Simran Parmar, MD, of Keele University in Newcastle-under-Lyme, England, said that OA is the most common joint condition and the fourth leading cause of disability worldwide. “There is moderate evidence of increased mortality for rheumatoid arthritis,” he said, but stressed that some data sets show this increase, while others fail to demonstrate it. “[However,] there is a bit of an unclear relationship between OA and premature mortality.”
Baseline data for the current set, the North Staffordshire OA Project, were accrued in April 2002. The analysis includes information from 8,066 patients followed through February 2012. The mortality rate during follow-up was 14%, according to Parmar.
Results indicated an increase in mortality among patients with OA compared with those who did not have OA (HR = 1.39; 95% CI, 1.238-1.569). “We observed a 39.4% increase in mortality for participants with osteoarthritis,” Parmar said. “The assumption of the proportional hazard ratio has been met.”

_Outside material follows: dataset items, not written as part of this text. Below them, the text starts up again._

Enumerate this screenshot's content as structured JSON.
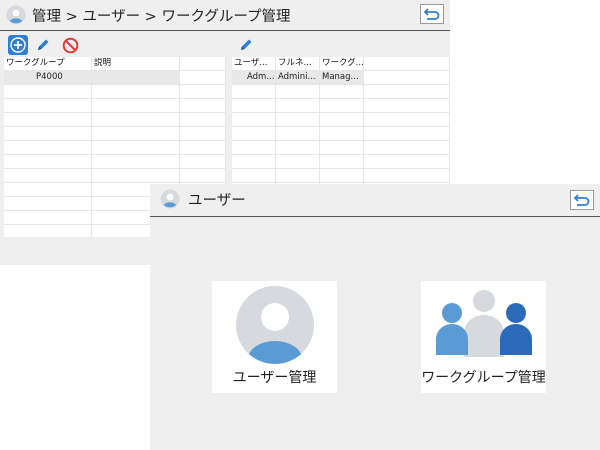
{
  "colors": {
    "accent_blue": "#2f7fd6",
    "avatar_blue": "#5b9bd5",
    "avatar_gray": "#d6d9de",
    "dark_blue": "#2a6ab8",
    "stop_red": "#e13b3b",
    "panel_bg": "#efefef"
  },
  "workgroup_screen": {
    "breadcrumb": "管理 > ユーザー > ワークグループ管理",
    "icons": {
      "title": "user-avatar-icon",
      "back": "back-arrow-icon",
      "add": "add-icon",
      "edit": "pencil-icon",
      "delete": "prohibit-icon",
      "edit_users": "pencil-icon"
    },
    "workgroup_table": {
      "columns": [
        "ワークグループ",
        "説明"
      ],
      "rows": [
        [
          "P4000",
          ""
        ]
      ]
    },
    "user_table": {
      "columns": [
        "ユーザ...",
        "フルネ...",
        "ワークグ..."
      ],
      "rows": [
        [
          "Adm...",
          "Admini...",
          "Manag..."
        ]
      ]
    }
  },
  "user_screen": {
    "title": "ユーザー",
    "icons": {
      "title": "user-avatar-icon",
      "back": "back-arrow-icon"
    },
    "cards": [
      {
        "label": "ユーザー管理",
        "icon": "user-avatar-icon"
      },
      {
        "label": "ワークグループ管理",
        "icon": "group-icon"
      }
    ]
  }
}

This trend persisted in the adjusted analysis (HR = 1.15; 95% CI, 1.01-1.31), according to Parmar. The adjusted analysis accounted for a group of proposed mediators, including depression, anxiety, low walking frequency, cognitive impairment, insomnia and obesity.
“The reason we chose these is because they can be easy targets for therapy in primary care” he said. “They may have a direct or indirect pathway of effect on mortality.”
Low walking frequency was the strongest mediator of OA-associated mortality, according to the findings. It carried both a direct (HR = 1.01; 95% CI, 0.9-1.14) and indirect (HR = 1.12; 95% CI, 1.01-1.27) effect. Depression was the next most important mediator of mortality, carrying an indirect effect (HR = 1.1; 95% CI, 1.07-1.15). A similar indirect effect was reported for cognitive impairment (HR = 1.05; 95% CI, 1.02-1.08), according to Parmar. He added that obesity failed to mediate mortality in this population.
“Low walking frequency, depression and cognitive impairment could be potential targets of therapy for osteoarthritis in primary care,” Parmar concluded. “Encouraging physical activity and considering the impact of comorbidities can help reduce the risk of mortality in adults with osteoarthritis.” – by Rob Volansky
Reference: br> Parmar S, et al. Abstract #9. Presented at: OARSI 2018 World Congress on Osteoarthritis; April 26-29; Liverpool, England.
Disclosure: Parmar reports no relevant financial disclosures.